Anti-AI-Prose: Audit Writing for Machine-Generated Patterns

Detect and fix the linguistic tells that make written English read as machine-generated. The goal is prose that sounds like a specific, thoughtful human wrote it.

This skill applies to any text: documentation, READMEs, wikis (Confluence, Notion, internal), pull request descriptions, commit messages, release notes, blog posts, emails, slide copy, creative writing, and code comments / docstrings. The vocabulary, syntax, tone, and formatting checks are language-domain, not platform-domain.

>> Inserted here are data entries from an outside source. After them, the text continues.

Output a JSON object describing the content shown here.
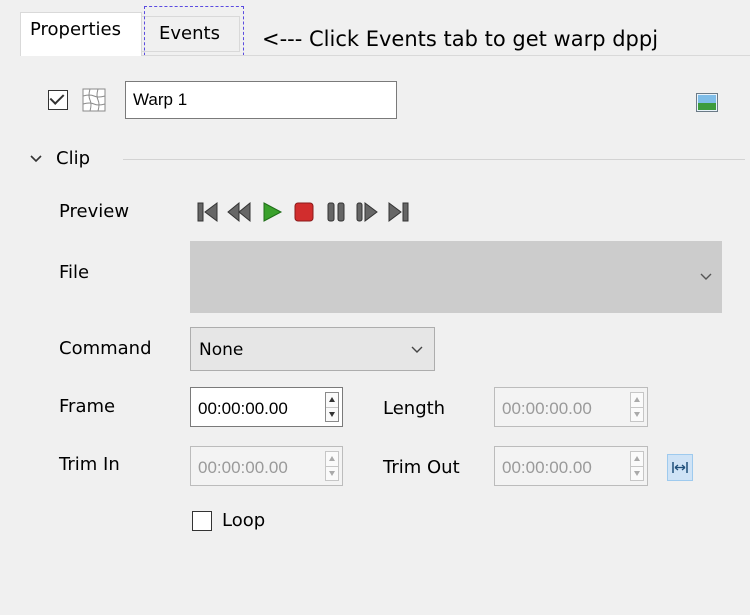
{
  "tabs": [
    {
      "label": "Properties"
    },
    {
      "label": "Events"
    }
  ],
  "annotation": "<--- Click Events tab to get warp dppj",
  "layer": {
    "enabled": true,
    "name": "Warp 1"
  },
  "clip": {
    "section_label": "Clip",
    "preview": {
      "label": "Preview",
      "buttons": [
        "skip-to-start-icon",
        "rewind-icon",
        "play-icon",
        "stop-icon",
        "pause-icon",
        "step-forward-icon",
        "skip-to-end-icon"
      ]
    },
    "file": {
      "label": "File",
      "value": ""
    },
    "command": {
      "label": "Command",
      "value": "None"
    },
    "frame": {
      "label": "Frame",
      "value": "00:00:00.00"
    },
    "length": {
      "label": "Length",
      "value": "00:00:00.00"
    },
    "trim_in": {
      "label": "Trim In",
      "value": "00:00:00.00"
    },
    "trim_out": {
      "label": "Trim Out",
      "value": "00:00:00.00"
    },
    "loop": {
      "label": "Loop",
      "checked": false
    }
  },
  "colors": {
    "play": "#3aa12c",
    "stop": "#d12d2d",
    "dashed_focus": "#5a4be0",
    "fit_button": "#cfe3f6"
  }
}
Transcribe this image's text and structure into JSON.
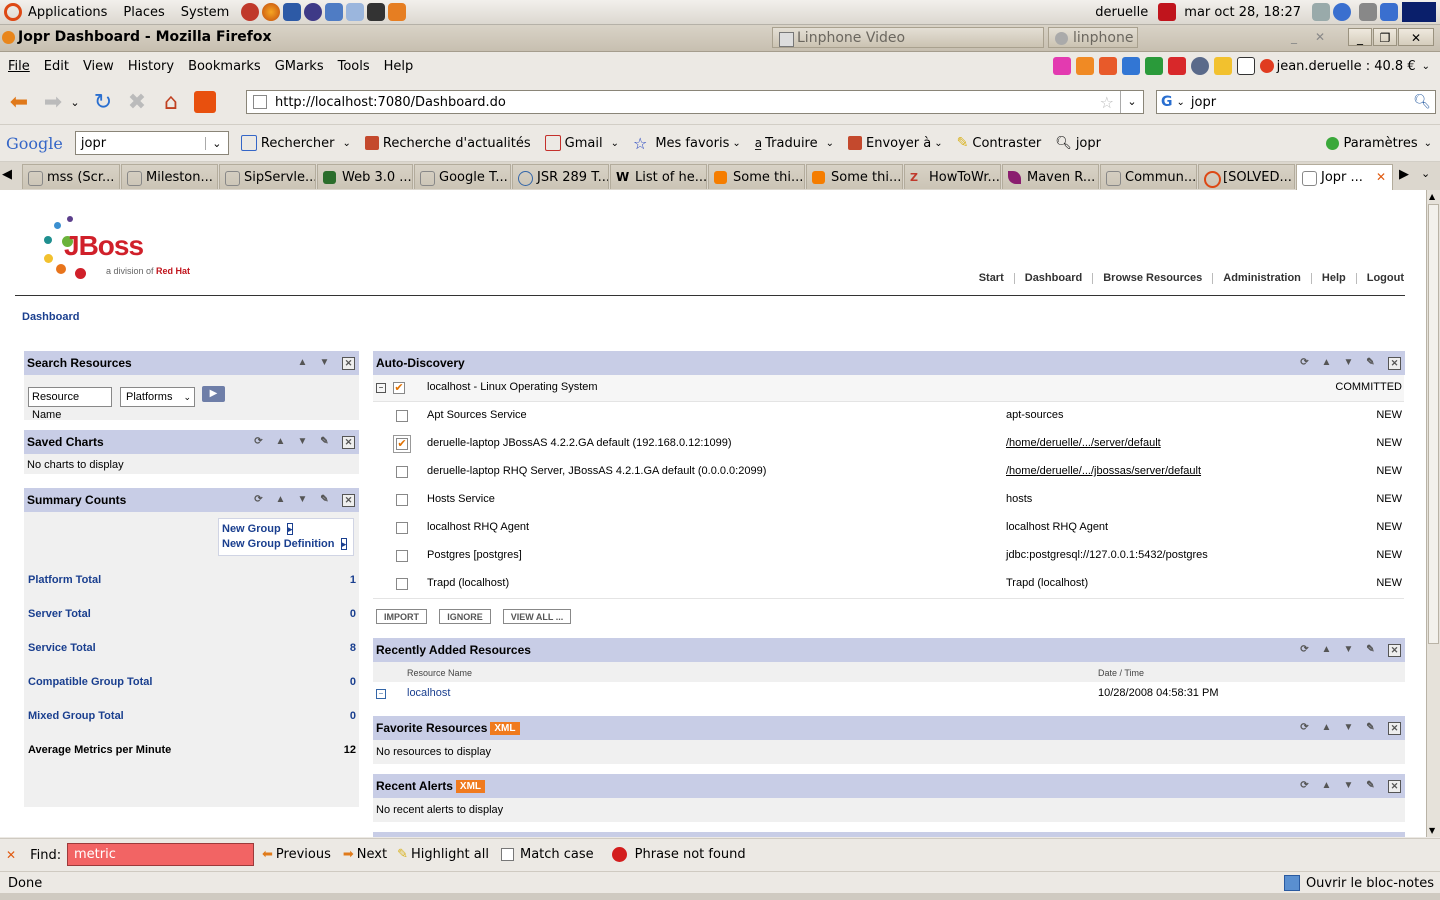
{
  "gnome": {
    "menus": [
      "Applications",
      "Places",
      "System"
    ],
    "user": "deruelle",
    "clock": "mar oct 28, 18:27"
  },
  "window": {
    "title": "Jopr Dashboard - Mozilla Firefox",
    "taskbar": [
      "Linphone Video",
      "linphone"
    ]
  },
  "menubar": {
    "items": [
      "File",
      "Edit",
      "View",
      "History",
      "Bookmarks",
      "GMarks",
      "Tools",
      "Help"
    ],
    "account": "jean.deruelle : 40.8 €"
  },
  "nav": {
    "url": "http://localhost:7080/Dashboard.do",
    "search_value": "jopr"
  },
  "google_toolbar": {
    "logo": "Google",
    "search_value": "jopr",
    "items": [
      "Rechercher",
      "Recherche d'actualités",
      "Gmail",
      "Mes favoris",
      "Traduire",
      "Envoyer à",
      "Contraster",
      "jopr"
    ],
    "settings": "Paramètres"
  },
  "tabs": [
    "mss (Scr...",
    "Mileston...",
    "SipServle...",
    "Web 3.0 ...",
    "Google T...",
    "JSR 289 T...",
    "List of he...",
    "Some thi...",
    "Some thi...",
    "HowToWr...",
    "Maven R...",
    "Commun...",
    "[SOLVED...",
    "Jopr ..."
  ],
  "jboss": {
    "logo_text": "JBoss",
    "logo_sub": "a division of",
    "logo_brand": "Red Hat",
    "nav": [
      "Start",
      "Dashboard",
      "Browse Resources",
      "Administration",
      "Help",
      "Logout"
    ],
    "breadcrumb": "Dashboard"
  },
  "search_resources": {
    "title": "Search Resources",
    "input_value": "Resource Name",
    "select_value": "Platforms"
  },
  "saved_charts": {
    "title": "Saved Charts",
    "empty": "No charts to display"
  },
  "summary": {
    "title": "Summary Counts",
    "new_group": "New Group",
    "new_group_def": "New Group Definition",
    "rows": [
      {
        "label": "Platform Total",
        "value": "1"
      },
      {
        "label": "Server Total",
        "value": "0"
      },
      {
        "label": "Service Total",
        "value": "8"
      },
      {
        "label": "Compatible Group Total",
        "value": "0"
      },
      {
        "label": "Mixed Group Total",
        "value": "0"
      },
      {
        "label": "Average Metrics per Minute",
        "value": "12"
      }
    ]
  },
  "autodiscovery": {
    "title": "Auto-Discovery",
    "platform": "localhost - Linux Operating System",
    "platform_status": "COMMITTED",
    "rows": [
      {
        "name": "Apt Sources Service",
        "path": "apt-sources",
        "status": "NEW",
        "checked": false,
        "link": false
      },
      {
        "name": "deruelle-laptop JBossAS 4.2.2.GA default (192.168.0.12:1099)",
        "path": "/home/deruelle/.../server/default",
        "status": "NEW",
        "checked": true,
        "link": true
      },
      {
        "name": "deruelle-laptop RHQ Server, JBossAS 4.2.1.GA default (0.0.0.0:2099)",
        "path": "/home/deruelle/.../jbossas/server/default",
        "status": "NEW",
        "checked": false,
        "link": true
      },
      {
        "name": "Hosts Service",
        "path": "hosts",
        "status": "NEW",
        "checked": false,
        "link": false
      },
      {
        "name": "localhost RHQ Agent",
        "path": "localhost RHQ Agent",
        "status": "NEW",
        "checked": false,
        "link": false
      },
      {
        "name": "Postgres [postgres]",
        "path": "jdbc:postgresql://127.0.0.1:5432/postgres",
        "status": "NEW",
        "checked": false,
        "link": false
      },
      {
        "name": "Trapd (localhost)",
        "path": "Trapd (localhost)",
        "status": "NEW",
        "checked": false,
        "link": false
      }
    ],
    "buttons": [
      "IMPORT",
      "IGNORE",
      "VIEW ALL ..."
    ]
  },
  "recent_resources": {
    "title": "Recently Added Resources",
    "col_name": "Resource Name",
    "col_time": "Date / Time",
    "row_name": "localhost",
    "row_time": "10/28/2008 04:58:31 PM"
  },
  "favorites": {
    "title": "Favorite Resources",
    "badge": "XML",
    "empty": "No resources to display"
  },
  "alerts": {
    "title": "Recent Alerts",
    "badge": "XML",
    "empty": "No recent alerts to display"
  },
  "findbar": {
    "label": "Find:",
    "value": "metric",
    "previous": "Previous",
    "next": "Next",
    "highlight": "Highlight all",
    "match_case": "Match case",
    "status": "Phrase not found"
  },
  "statusbar": {
    "text": "Done",
    "notepad": "Ouvrir le bloc-notes"
  }
}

Based in part on Wikipedia: Signs of AI writing - a field guide compiled by editors who have read enormous volumes of LLM-generated text and know what it actually looks like.

When to use

Auditing a README, doc page, or wiki article that feels machine-written
Reviewing a PR body, commit message, or release note draft before publishing
Polishing a blog post, email, or presentation script you wrote with LLM help
Checking creative writing (fiction, essays) for AI tells after an LLM-assisted pass
Reviewing docstrings and code comments for the same prose patterns
Any time someone says "this sounds like ChatGPT wrote it"
Self-check after a heavy LLM-drafting session

When NOT to use

Code quality, over-abstraction, dependency creep, stale idioms - use anti-slop
Doc drift after a feature change, API rename, or config update - use update-docs
Generating or restructuring a prompt from rough notes - use prompt-generator
Correctness bugs, logic errors, edge cases - use code-review
Security review of auth, secrets, or attack surface - use security-audit
Full multi-dimensional repo audit - use full-review

AI Self-Check

Before returning any audit, verify:

Current source checked: dated versions, CLI flags, API names, and support windows are verified against primary docs before repeating them
Hidden state identified: local config, credentials, caches, contexts, branches, cluster targets, or previous runs are made explicit before acting
Verification is real: final checks exercise the actual runtime, parser, service, or integration point instead of only linting prose or happy paths
Overflagging avoided: plain but valid technical prose is not labeled AI-written without concrete evidence
Audience preserved: edits keep the author's domain vocabulary, intent, and required formality

Performance

Review a representative sample first, then expand only if the same pattern repeats across the document.
Group repeated prose issues by pattern instead of leaving near-duplicate comments on every paragraph.
Prioritize high-visibility text: titles, summaries, intros, conclusions, and user-facing docs.

Best Practices

Flag exact phrases and structural patterns, not vibes.
Offer replacement copy when the fix is obvious; otherwise describe the problem and let the author decide.
Do not erase necessary caveats, compliance language, or domain-specific precision to make prose sound casual.

Workflow

Step 1: Scope the audit

Default scope based on context:

If invoked on a specific file or paste - audit that text
If invoked with no target and there are uncommitted changes to .md / .txt / doc files - audit those
If invoked in a code repo with recent commits - audit the docstrings and comments in changed files
Otherwise - ask the user for a target

Available scopes:

Single file - one doc, README, draft, or source file
Directory - all .md / .rst / .txt under a path
Pasted text - inline block the user supplies
Recent changes - git diff against a base
Comments and docstrings only - scan code files but audit only prose regions

Step 2: Detect text kind

Different text types have different conventions. Before flagging, identify which applies:

Technical docs - formal is OK, but vocabulary bans still apply
README / PR / commit - concise is expected, significance padding is especially jarring
Marketing / product copy - tonal tells (boast, showcase) may be intentional but still weaken the writing
Creative fiction - many tells (tricolons, elegant variation) are legitimate devices; flag only when they read as mechanical
Wiki article - neutral voice required, promotional language is always a finding
Email - conversational is expected, formality inflation is a tell
Slides / presentation - fragments are fine, but vocabulary and tonal tells still apply

Step 3: Scan for patterns

Apply the four categories (see below). For each match, read the surrounding context - a single instance of an AI word in a 5000-word document is probably noise, but three instances in three paragraphs is a pattern.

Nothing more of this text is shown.